Sales activity in the Atlanta multifamily investment market accelerated in the first half of 2025, surpassing the same period in 2024 by nearly 90%. While still below long-term historical trends, this marks a notable improvement from the previous two years. The median sale price increased 3% year over year to $189,100 per unit as of the second quarter. The average vintage of traded properties is 1996, about two years older than in 2024, reflecting strong investor interest in mid-cycle assets with value-add potential. Transactions involving newer properties built since 2020 accounted for roughly 9% of sales, down from 19% last year. In 2025, in-place cap rates for quality assets with large discounts to replacement cost and value-add or operational upside have generally been sub-5%. High-quality, stabilized assets with no material upside have been trading in the mid-5% range. Investors continue to pursue yield and growth in fast-growing suburban and outer-suburban submarkets, where nearly 70% of 2025 transactions have occurred.

Looking ahead

Operating conditions are expected to continue stabilizing in the near term as the pace of supply growth moderates following peak completions in 2023 and 2024. Projects totaling approximately 17,300 units are forecast to come online in 2025, which is below the levels recorded in the previous two years but nearly 90% above the average from 2017 to 2022. As deliveries slow in the coming months, strong absorption is anticipated to keep pace with inventory growth, supporting further improvement in vacancy rates compared to the prior two years. Vacancy is forecast to end 2025 at 5.9%, down 130 basis points year over year, close the five-year average of 5.7%. Rent growth is expected to continue through year-end as the market absorbs new inventory at record-high levels.

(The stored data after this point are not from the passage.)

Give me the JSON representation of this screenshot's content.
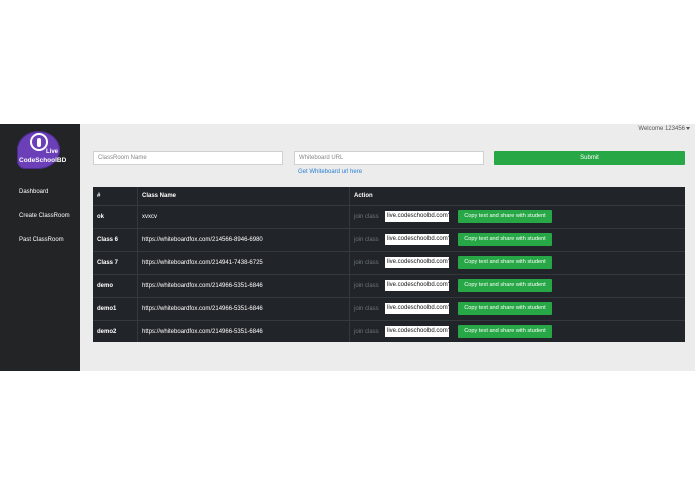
{
  "brand": {
    "logo_word": "CodeSchoolBD",
    "logo_live": "Live"
  },
  "sidebar": {
    "items": [
      {
        "label": "Dashboard"
      },
      {
        "label": "Create ClassRoom"
      },
      {
        "label": "Past ClassRoom"
      }
    ]
  },
  "header": {
    "welcome": "Welcome 123456"
  },
  "form": {
    "classroom_placeholder": "ClassRoom Name",
    "whiteboard_placeholder": "Whiteboard URL",
    "submit_label": "Submit",
    "whiteboard_link": "Get Whiteboard url here"
  },
  "table": {
    "headers": [
      "#",
      "Class Name",
      "Action"
    ],
    "join_label": "join class",
    "copy_label": "Copy text and share with student",
    "rows": [
      {
        "id": "ok",
        "name": "xvxcv",
        "url": "live.codeschoolbd.com?c"
      },
      {
        "id": "Class 6",
        "name": "https://whiteboardfox.com/214566-8946-6980",
        "url": "live.codeschoolbd.com?c"
      },
      {
        "id": "Class 7",
        "name": "https://whiteboardfox.com/214941-7438-6725",
        "url": "live.codeschoolbd.com?c"
      },
      {
        "id": "demo",
        "name": "https://whiteboardfox.com/214966-5351-6846",
        "url": "live.codeschoolbd.com?c"
      },
      {
        "id": "demo1",
        "name": "https://whiteboardfox.com/214966-5351-6846",
        "url": "live.codeschoolbd.com?c"
      },
      {
        "id": "demo2",
        "name": "https://whiteboardfox.com/214966-5351-6846",
        "url": "live.codeschoolbd.com?c"
      }
    ]
  },
  "colors": {
    "sidebar": "#222426",
    "accent": "#27a745",
    "table": "#212529",
    "link": "#2a7fd4",
    "logo": "#6a3fb8"
  }
}
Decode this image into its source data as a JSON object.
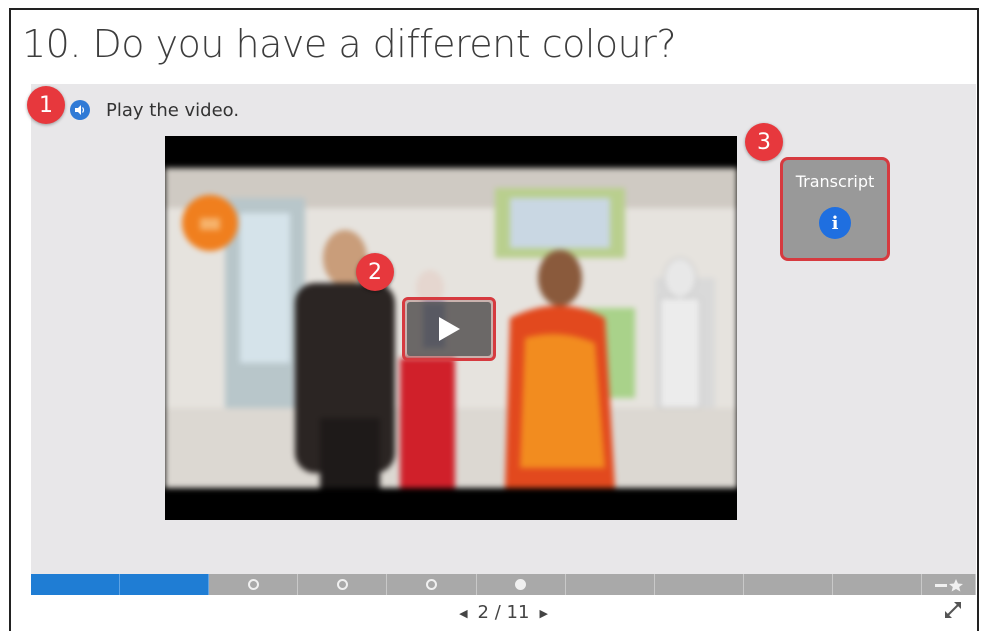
{
  "title": "10. Do you have a different colour?",
  "instruction": {
    "text": "Play the video.",
    "icon": "speaker-icon"
  },
  "callouts": {
    "one": "1",
    "two": "2",
    "three": "3"
  },
  "transcript": {
    "label": "Transcript",
    "icon": "info-icon"
  },
  "pager": {
    "current": "2",
    "separator": "/",
    "total": "11"
  },
  "progress": {
    "segments": [
      "done",
      "done",
      "circle",
      "circle",
      "circle",
      "filled",
      "empty",
      "empty",
      "empty",
      "empty",
      "star"
    ]
  },
  "colors": {
    "accent": "#1f7dd4",
    "callout": "#e7383d",
    "info": "#1f6fe0"
  }
}
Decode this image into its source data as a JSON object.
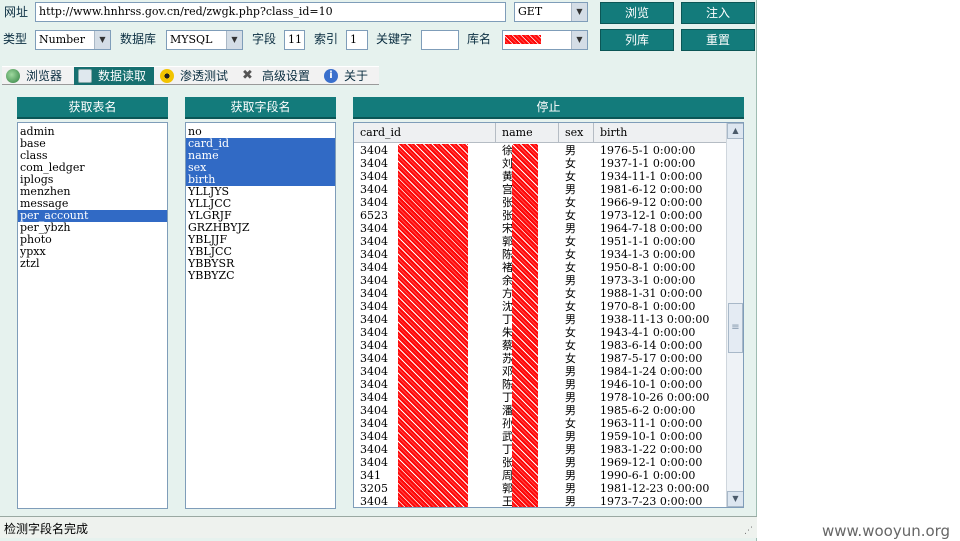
{
  "toolbar": {
    "url_label": "网址",
    "url_value": "http://www.hnhrss.gov.cn/red/zwgk.php?class_id=10",
    "method": "GET",
    "type_label": "类型",
    "type_value": "Number",
    "db_label": "数据库",
    "db_value": "MYSQL",
    "field_label": "字段",
    "field_value": "11",
    "index_label": "索引",
    "index_value": "1",
    "keyword_label": "关键字",
    "keyword_value": "",
    "dbname_label": "库名",
    "browse_btn": "浏览",
    "inject_btn": "注入",
    "listdb_btn": "列库",
    "reset_btn": "重置"
  },
  "tabs": [
    {
      "label": "浏览器",
      "icon": "globe-icon"
    },
    {
      "label": "数据读取",
      "icon": "database-icon"
    },
    {
      "label": "渗透测试",
      "icon": "radiation-icon"
    },
    {
      "label": "高级设置",
      "icon": "tools-icon"
    },
    {
      "label": "关于",
      "icon": "info-icon"
    }
  ],
  "tables_panel": {
    "title": "获取表名",
    "items": [
      "admin",
      "base",
      "class",
      "com_ledger",
      "iplogs",
      "menzhen",
      "message",
      "per_account",
      "per_ybzh",
      "photo",
      "ypxx",
      "ztzl"
    ],
    "selected": [
      "per_account"
    ]
  },
  "fields_panel": {
    "title": "获取字段名",
    "items": [
      "no",
      "card_id",
      "name",
      "sex",
      "birth",
      "YLLJYS",
      "YLLJCC",
      "YLGRJF",
      "GRZHBYJZ",
      "YBLJJF",
      "YBLJCC",
      "YBBYSR",
      "YBBYZC"
    ],
    "selected": [
      "card_id",
      "name",
      "sex",
      "birth"
    ]
  },
  "data_panel": {
    "title": "停止",
    "columns": [
      "card_id",
      "name",
      "sex",
      "birth"
    ],
    "rows": [
      {
        "card_id": "3404",
        "name": "徐",
        "sex": "男",
        "birth": "1976-5-1 0:00:00"
      },
      {
        "card_id": "3404",
        "name": "刘",
        "sex": "女",
        "birth": "1937-1-1 0:00:00"
      },
      {
        "card_id": "3404",
        "name": "黄",
        "sex": "女",
        "birth": "1934-11-1 0:00:00"
      },
      {
        "card_id": "3404",
        "name": "宫",
        "sex": "男",
        "birth": "1981-6-12 0:00:00"
      },
      {
        "card_id": "3404",
        "name": "张",
        "sex": "女",
        "birth": "1966-9-12 0:00:00"
      },
      {
        "card_id": "6523",
        "name": "张",
        "sex": "女",
        "birth": "1973-12-1 0:00:00"
      },
      {
        "card_id": "3404",
        "name": "宋",
        "sex": "男",
        "birth": "1964-7-18 0:00:00"
      },
      {
        "card_id": "3404",
        "name": "郭",
        "sex": "女",
        "birth": "1951-1-1 0:00:00"
      },
      {
        "card_id": "3404",
        "name": "陈",
        "sex": "女",
        "birth": "1934-1-3 0:00:00"
      },
      {
        "card_id": "3404",
        "name": "褚",
        "sex": "女",
        "birth": "1950-8-1 0:00:00"
      },
      {
        "card_id": "3404",
        "name": "余",
        "sex": "男",
        "birth": "1973-3-1 0:00:00"
      },
      {
        "card_id": "3404",
        "name": "方",
        "sex": "女",
        "birth": "1988-1-31 0:00:00"
      },
      {
        "card_id": "3404",
        "name": "沈",
        "sex": "女",
        "birth": "1970-8-1 0:00:00"
      },
      {
        "card_id": "3404",
        "name": "丁",
        "sex": "男",
        "birth": "1938-11-13 0:00:00"
      },
      {
        "card_id": "3404",
        "name": "朱",
        "sex": "女",
        "birth": "1943-4-1 0:00:00"
      },
      {
        "card_id": "3404",
        "name": "蔡",
        "sex": "女",
        "birth": "1983-6-14 0:00:00"
      },
      {
        "card_id": "3404",
        "name": "苏",
        "sex": "女",
        "birth": "1987-5-17 0:00:00"
      },
      {
        "card_id": "3404",
        "name": "邓",
        "sex": "男",
        "birth": "1984-1-24 0:00:00"
      },
      {
        "card_id": "3404",
        "name": "陈",
        "sex": "男",
        "birth": "1946-10-1 0:00:00"
      },
      {
        "card_id": "3404",
        "name": "丁",
        "sex": "男",
        "birth": "1978-10-26 0:00:00"
      },
      {
        "card_id": "3404",
        "name": "潘",
        "sex": "男",
        "birth": "1985-6-2 0:00:00"
      },
      {
        "card_id": "3404",
        "name": "孙",
        "sex": "女",
        "birth": "1963-11-1 0:00:00"
      },
      {
        "card_id": "3404",
        "name": "武",
        "sex": "男",
        "birth": "1959-10-1 0:00:00"
      },
      {
        "card_id": "3404",
        "name": "丁",
        "sex": "男",
        "birth": "1983-1-22 0:00:00"
      },
      {
        "card_id": "3404",
        "name": "张",
        "sex": "男",
        "birth": "1969-12-1 0:00:00"
      },
      {
        "card_id": "341",
        "name": "周",
        "sex": "男",
        "birth": "1990-6-1 0:00:00"
      },
      {
        "card_id": "3205",
        "name": "郭",
        "sex": "男",
        "birth": "1981-12-23 0:00:00"
      },
      {
        "card_id": "3404",
        "name": "王",
        "sex": "男",
        "birth": "1973-7-23 0:00:00"
      }
    ]
  },
  "status": "检测字段名完成",
  "watermark": "www.wooyun.org"
}
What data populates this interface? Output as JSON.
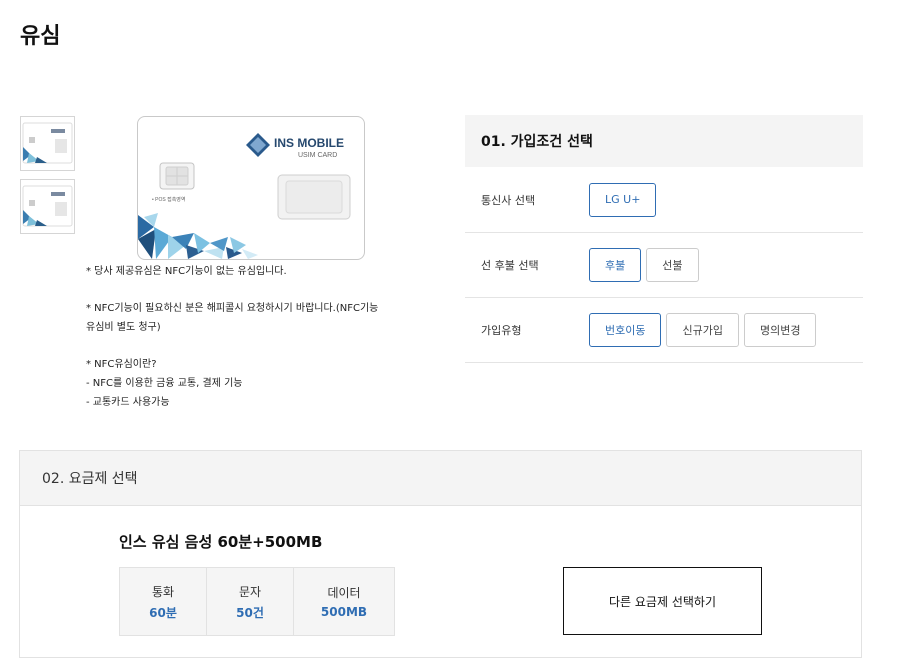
{
  "page": {
    "title": "유심"
  },
  "product": {
    "card_brand": "INS MOBILE",
    "card_subtitle": "USIM CARD",
    "pos_text": "• POS 접촉영역",
    "notes": [
      "* 당사 제공유심은 NFC기능이 없는 유심입니다.",
      "* NFC기능이 필요하신 분은 해피콜시 요청하시기 바랍니다.(NFC기능",
      "유심비 별도 청구)",
      "* NFC유심이란?",
      "- NFC를 이용한 금융 교통, 결제 기능",
      "- 교통카드 사용가능"
    ]
  },
  "conditions": {
    "title": "01. 가입조건 선택",
    "carrier": {
      "label": "통신사 선택",
      "options": [
        "LG U+"
      ],
      "selected": "LG U+"
    },
    "payment": {
      "label": "선 후불 선택",
      "options": [
        "후불",
        "선불"
      ],
      "selected": "후불"
    },
    "join_type": {
      "label": "가입유형",
      "options": [
        "번호이동",
        "신규가입",
        "명의변경"
      ],
      "selected": "번호이동"
    }
  },
  "plan": {
    "title": "02. 요금제 선택",
    "name": "인스 유심 음성 60분+500MB",
    "items": [
      {
        "label": "통화",
        "value": "60분"
      },
      {
        "label": "문자",
        "value": "50건"
      },
      {
        "label": "데이터",
        "value": "500MB"
      }
    ],
    "other_button": "다른 요금제 선택하기"
  },
  "colors": {
    "accent": "#2f6db3",
    "header_bg": "#f4f4f4",
    "border": "#e2e2e2"
  }
}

Sales activity in the Atlanta multifamily investment market is expected to continue gaining momentum through the remainder of 2025, trending closer to long-term norms but still likely to lag historical averages. Properties built in the 2000s represent the largest share of transactions year-to-date, nearly 30%, highlighting investor interest in assets around 15-25 years old that are often well-positioned for value-add strategies or repositioning. While newer vintages have made up a smaller portion of recent trades, those assets are expected to enter the transaction pipeline more frequently in the second half of the year. Cap rates may compress slightly, though most deals continue to settle in the low-to-mid-5% range, a level that will likely hold in the near term. Overall, sales activity is projected to improve in the coming months, but a full return to traditional transaction levels may not materialize until 2026.